Could phone unlocking be made illegal in the UK?

Could phone unlocking be made illegal in the UK?

25 Apr 2013

Many of you might still be questioning first and foremost whether or not phone unlocking is actually legal in the first place - so let’s start by saying, yes, unlocking your phone is completely legal in the UK and most other countries.

However, and please don’t let this alarm you, phone unlocking did become illegal in the US at the end of January, meaning that for people purchasing phones after January 26th they wouldn’t be able to unlock it. This has been met with a powerful response from consumers. Enough signatures, 114,322 in fact, were even put on a petition started at We Are The People passing the 100,000 signature mark that means that the White House must look into the situation. This has prompted websites across the web to start reporting on the US situation, many diving into the underworld of how and why phone unlocking would be made illegal in the first place. Many point to the power of phone networking companies to influence the powers that be. It therefore comes as no surprise that since the law was placed the companies that have shown the greatest growth as those such as AT&T and Verizon, with MVNO companies (who don’t lock phones but require on people joining them with an unlocked phone) seeing the greatest decline.

Ever since the passing of the law was met with such a response from the public and possibly noticing just how much they *failed*, members of the US Congress have stated that phone unlocking should in fact be legal.

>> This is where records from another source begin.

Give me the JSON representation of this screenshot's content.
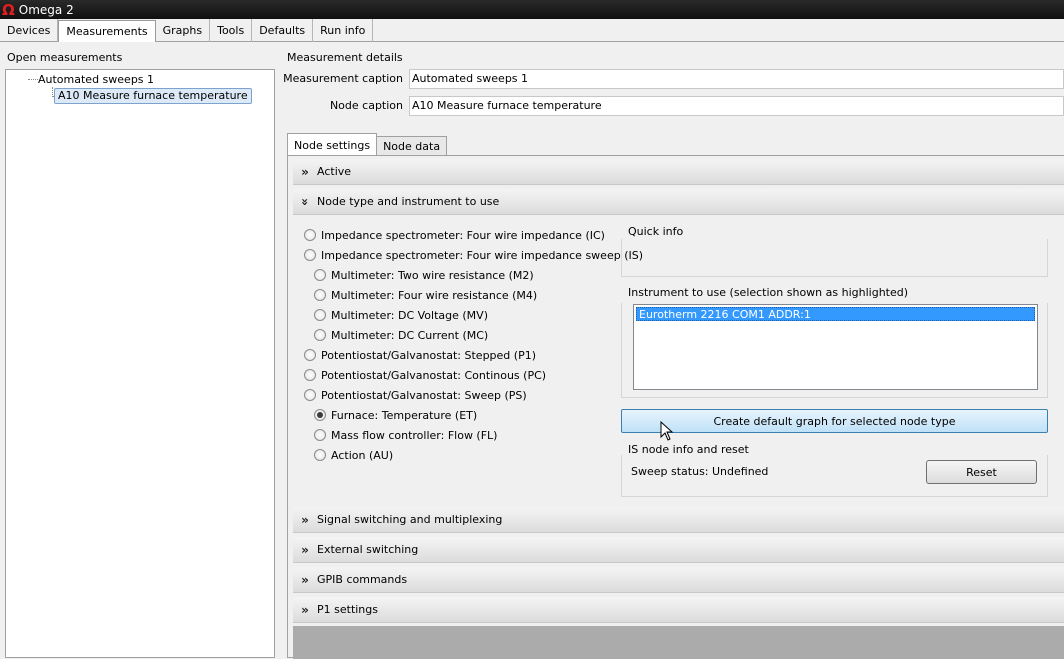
{
  "window": {
    "title": "Omega 2"
  },
  "menu_tabs": [
    {
      "label": "Devices"
    },
    {
      "label": "Measurements",
      "active": true
    },
    {
      "label": "Graphs"
    },
    {
      "label": "Tools"
    },
    {
      "label": "Defaults"
    },
    {
      "label": "Run info"
    }
  ],
  "left": {
    "label": "Open measurements",
    "tree_root": "Automated sweeps 1",
    "tree_child": "A10 Measure furnace temperature"
  },
  "details": {
    "label": "Measurement details",
    "measurement_caption_label": "Measurement caption",
    "measurement_caption_value": "Automated sweeps 1",
    "node_caption_label": "Node caption",
    "node_caption_value": "A10 Measure furnace temperature"
  },
  "sub_tabs": [
    {
      "label": "Node settings",
      "active": true
    },
    {
      "label": "Node data"
    }
  ],
  "sections": {
    "active": "Active",
    "node_type": "Node type and instrument to use",
    "signal": "Signal switching and multiplexing",
    "external": "External switching",
    "gpib": "GPIB commands",
    "p1": "P1 settings"
  },
  "node_types": [
    "Impedance spectrometer: Four wire impedance (IC)",
    "Impedance spectrometer: Four wire impedance sweep (IS)",
    "Multimeter: Two wire resistance (M2)",
    "Multimeter: Four wire resistance (M4)",
    "Multimeter: DC Voltage (MV)",
    "Multimeter: DC Current (MC)",
    "Potentiostat/Galvanostat: Stepped (P1)",
    "Potentiostat/Galvanostat: Continous (PC)",
    "Potentiostat/Galvanostat: Sweep (PS)",
    "Furnace: Temperature (ET)",
    "Mass flow controller: Flow (FL)",
    "Action (AU)"
  ],
  "selected_node_type": "Furnace: Temperature (ET)",
  "quick_info": {
    "label": "Quick info"
  },
  "instrument": {
    "label": "Instrument to use (selection shown as highlighted)",
    "items": [
      "Eurotherm 2216 COM1 ADDR:1"
    ]
  },
  "create_button": "Create default graph for selected node type",
  "is_info": {
    "label": "IS node info and reset",
    "status": "Sweep status: Undefined",
    "reset_button": "Reset"
  },
  "colors": {
    "selection": "#3399ff",
    "button_highlight": "#bfe1f8",
    "title_bar": "#101010",
    "omega_icon": "#e02020"
  }
}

So could this happen in the UK or other countries? Are we likely to see comparable penalties of between $2500 and $500,000 fines or even time in prison for simply unlocking a mobile phone?

The answer is quite simply...no. The UK government might not be getting a lot of things right in a lot of people’s minds, but after seeing the response a law like this has received in the US, they would have to be stupid. The US has shown worldwide governments that laws pertaining to technology should limit themselves to copyright infringement. Unlocking a phone doesn’t even come close to infringing a copyright, which is what the US law based itself (incorrectly) on.

Feel free to keep your mind at rest and whilst logic is still in favour we’ll continue to happily keep providing unlock codes for anyone who wants one.